It wasn't going well. I don't usually take my camera and drive 25 miles to Keystone Spit to look for birds at the end of a dark, overcast afternoon. This time I had to try. I'd seen a Facebook tip that a Snowy Owl was hanging around Keystone.
|My first Snowy Owl, an outright gift.|
Others were looking, too, cruising the area slowly in SUVs, windows down, scanning the woody debris with binoculars and stopping occasionally to ask the odd pedestrian if he'd seen any Snowy Owls.
"No," I overheard several times from a distance. "But I heard there was one at Stanwood the other day. And last year they gathered at Boundary Bay, BC." Ok, thanks.
I'd walked two miles of backshore in fading light. Except for a few common gulls, all I'd seen were gnarled beach-logs twisted into bird shapes. The day was over and I was thinking about home.
I was nearly back to my vehicle when a white glow on a distant log caught my eye, just across from where I had parked. I put my lens on it and beheld the first Snowy Owl of my life.
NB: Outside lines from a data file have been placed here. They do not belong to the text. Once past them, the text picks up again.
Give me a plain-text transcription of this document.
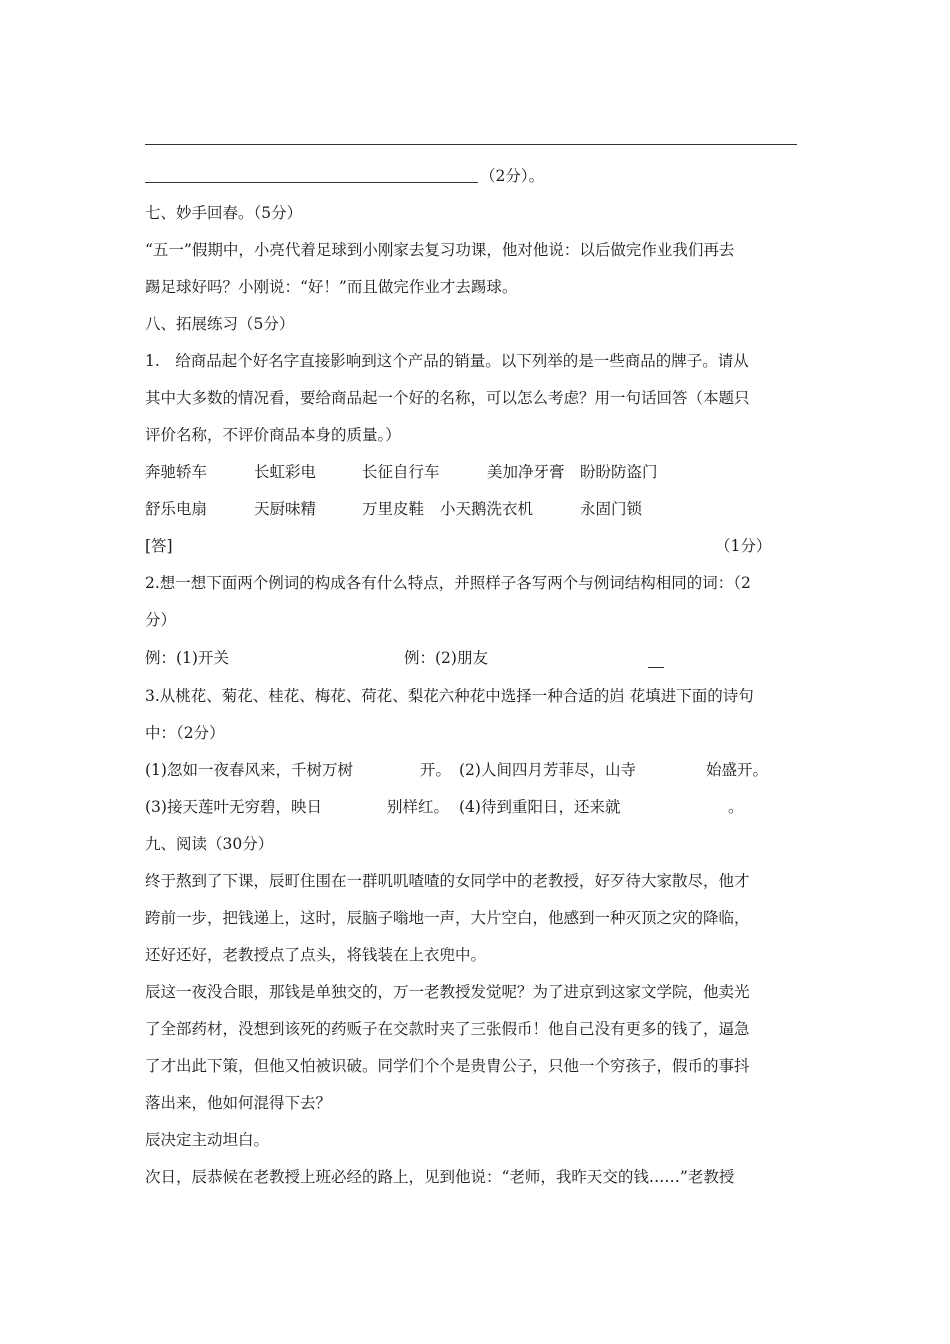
（2分）。
七、妙手回春。（5分）
“五一”假期中，小亮代着足球到小刚家去复习功课，他对他说：以后做完作业我们再去
踢足球好吗？小刚说：“好！”而且做完作业才去踢球。
八、拓展练习（5分）
1.　给商品起个好名字直接影响到这个产品的销量。以下列举的是一些商品的牌子。请从
其中大多数的情况看，要给商品起一个好的名称，可以怎么考虑？用一句话回答（本题只
评价名称，不评价商品本身的质量。）
奔驰轿车	长虹彩电	长征自行车	美加净牙膏 盼盼防盗门
舒乐电扇	天厨味精	万里皮鞋 小天鹅洗衣机	永固门锁
[答]	（1分）
2.想一想下面两个例词的构成各有什么特点，并照样子各写两个与例词结构相同的词：（2
分）
例：(1)开关	例：(2)朋友
3.从桃花、菊花、桂花、梅花、荷花、梨花六种花中选择一种合适的岿 花填进下面的诗句
中：（2分）
(1)忽如一夜春风来，千树万树	开。 (2)人间四月芳菲尽，山寺	始盛开。
(3)接天莲叶无穷碧，映日	别样红。 (4)待到重阳日，还来就	。
九、阅读（30分）
终于熬到了下课，辰町住围在一群叽叽喳喳的女同学中的老教授，好歹待大家散尽，他才
跨前一步，把钱递上，这时，辰脑子嗡地一声，大片空白，他感到一种灭顶之灾的降临，
还好还好，老教授点了点头，将钱装在上衣兜中。
辰这一夜没合眼，那钱是单独交的，万一老教授发觉呢？为了进京到这家文学院，他卖光
了全部药材，没想到该死的药贩子在交款时夹了三张假币！他自己没有更多的钱了，逼急
了才出此下策，但他又怕被识破。同学们个个是贵胄公子，只他一个穷孩子，假币的事抖
落出来，他如何混得下去？
辰决定主动坦白。
次日，辰恭候在老教授上班必经的路上，见到他说：“老师，我昨天交的钱……”老教授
If you haven't seen a Snowy Owl, it is exhilarating. I wasn't prepared for the intense white, the penetrating yellow eyes and the sheer size of this bird. This Arctic visitor is a magnificent predator, but when sitting on a beach log it radiates serenity and calm.
I was alone. Others had come and gone.
The Snowy Owl was there for me - a most perfect gift for the new year.